After a bit of a swim, we asked the local sari-sari store to cook us some Lucky Me pancit canton, each pack + paluto cost us P25. Everything was expensive on that island.
After that snack, we walked along the beach and discovered the “Toblerone Mountains” (as baptized by Juvy).
And the sun finally set.
With the setting of the sun came the true camping part of our trip. It was time for the tricky showering part. We were a bit underprepared on lighting so we had to buy a couple of candles from the store to light ourselves while we washed off the beach. You see, electricity in Nagsasa is only from 2pm to 6pm. But in fairness to the shower stalls, each had a proper door with lock, a basic but functioning toilet and good water. Save for the dim candle-lit affair, it wasn’t that difficult (compared with my time at Calaguas).

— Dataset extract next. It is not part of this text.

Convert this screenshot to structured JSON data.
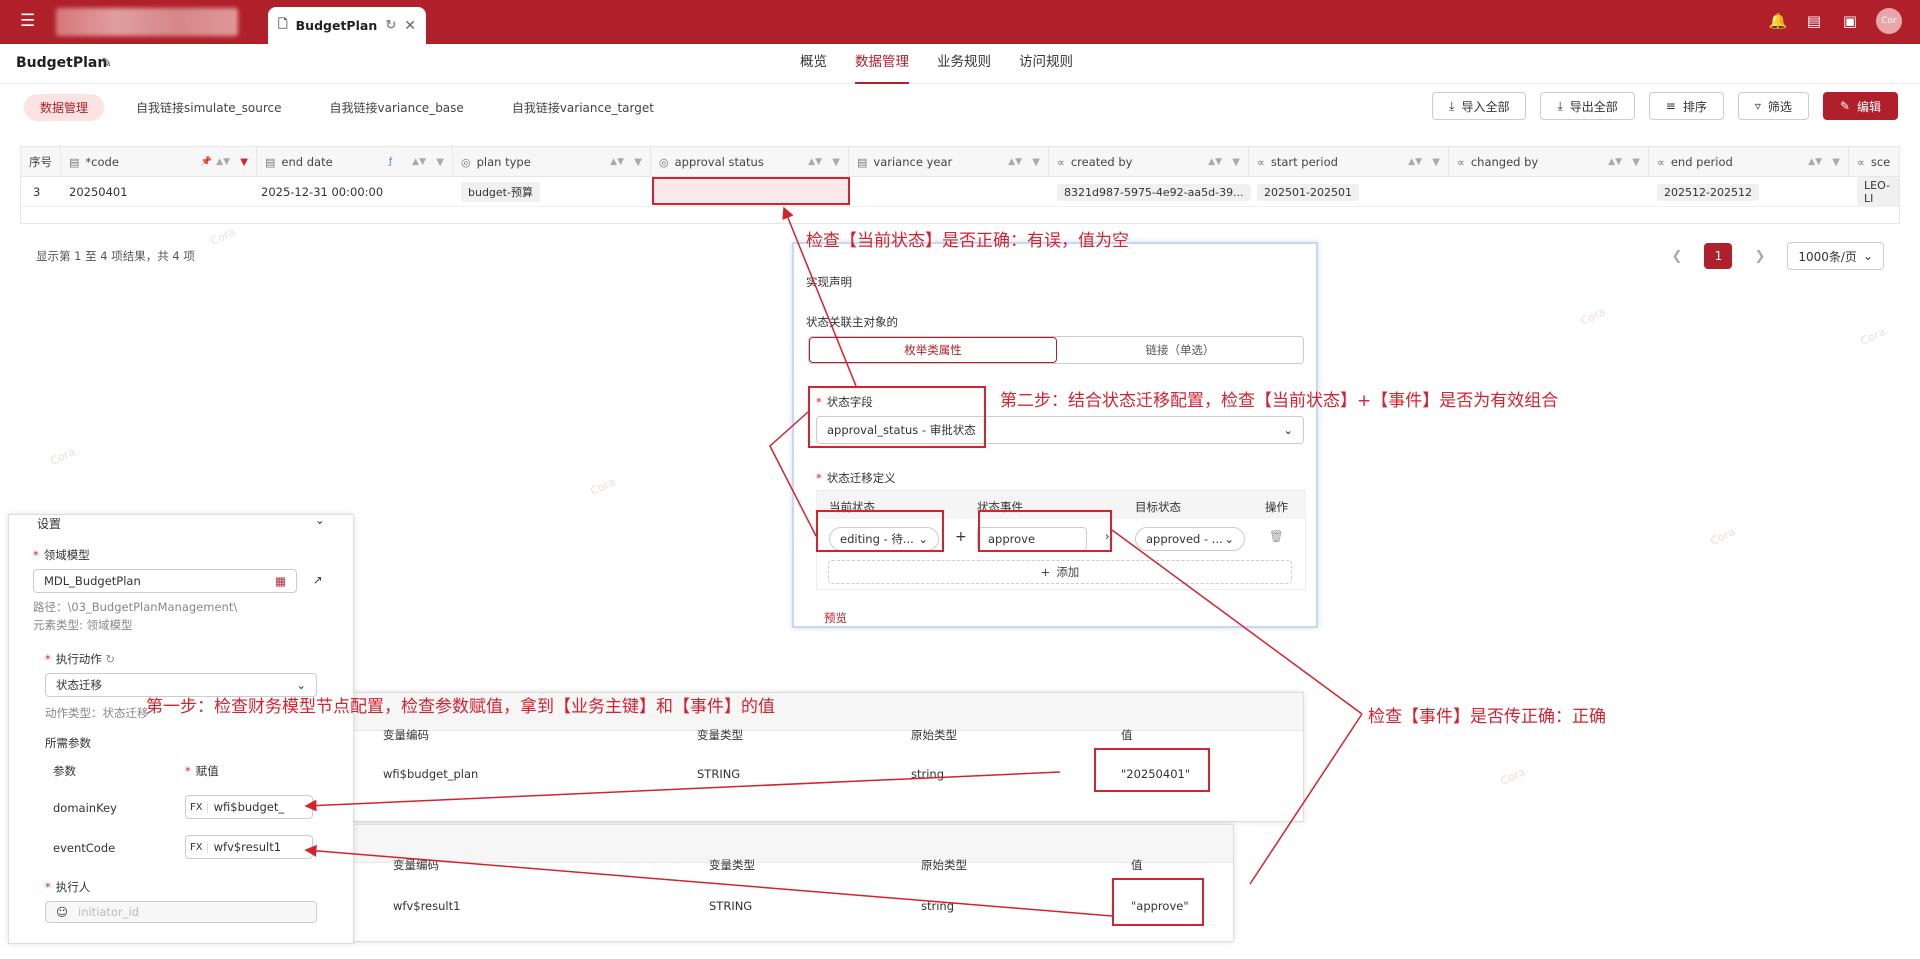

After washing up, we had dinner where we ate the Spanish sardines I brought. After that, we spent the next 3 hours before bedtime, talking about the childhood games we used to play, back before technology overpowered our lives.
The next day, we got up a bit past 6am and got ready for our trek up one of the surrounding mountains. We initially couldn’t find the start of the trail so we spent a good time taking photos of the scenery around us.
When we did finally find the trail, we spent about an hour hiking up the mountain to get some top view of the beautiful Nagsasa Cove.
By the time we got down, I was already super hungry. We had another round of pancit canton cooked for us then we polished off some of the bread leftover from the previous day, some canned tuna and crackers. After breakfast, more sightseeing and beach bumming.
The end of our trip was drawing near but first we had to have some lunch. We asked Ate Nita to cook us half a kilo of rice (P100), which we ate with some of the leftover adobo. After lunch, it was time for us to go back. Arsing fetched us around 2pm and we headed back to Pundaquit on a very wet boat ride.
After that, we took a tricycle back to San Antonio where we had another snack at the 711. Then, so as not to wait too long for a bus to Manila, we boarded an ordinary Victory bus going to the terminal in Olongapo. It was a really good move for us since we got there before the 6pm Pasay bus was full. We had seats on the bus and slept our way back to Manila.
My trip to Nagsasa Cove was a really good one. Talking with the locals, we found out about plans to make roads on the mountains going to the Iba coves. It would definitely make Nagsasa and its beauty accessible to more people. But at the same time, it would make it even more prone to abuse. I’m afraid that the beauty of the Toblerone mountains would be destroyed with the roads and that the locals would start neglecting the environment for the sake of business. I can only hope that this would not be the case and that I could return to Nagsasa and still be mesmerized by its unspoilt beauty.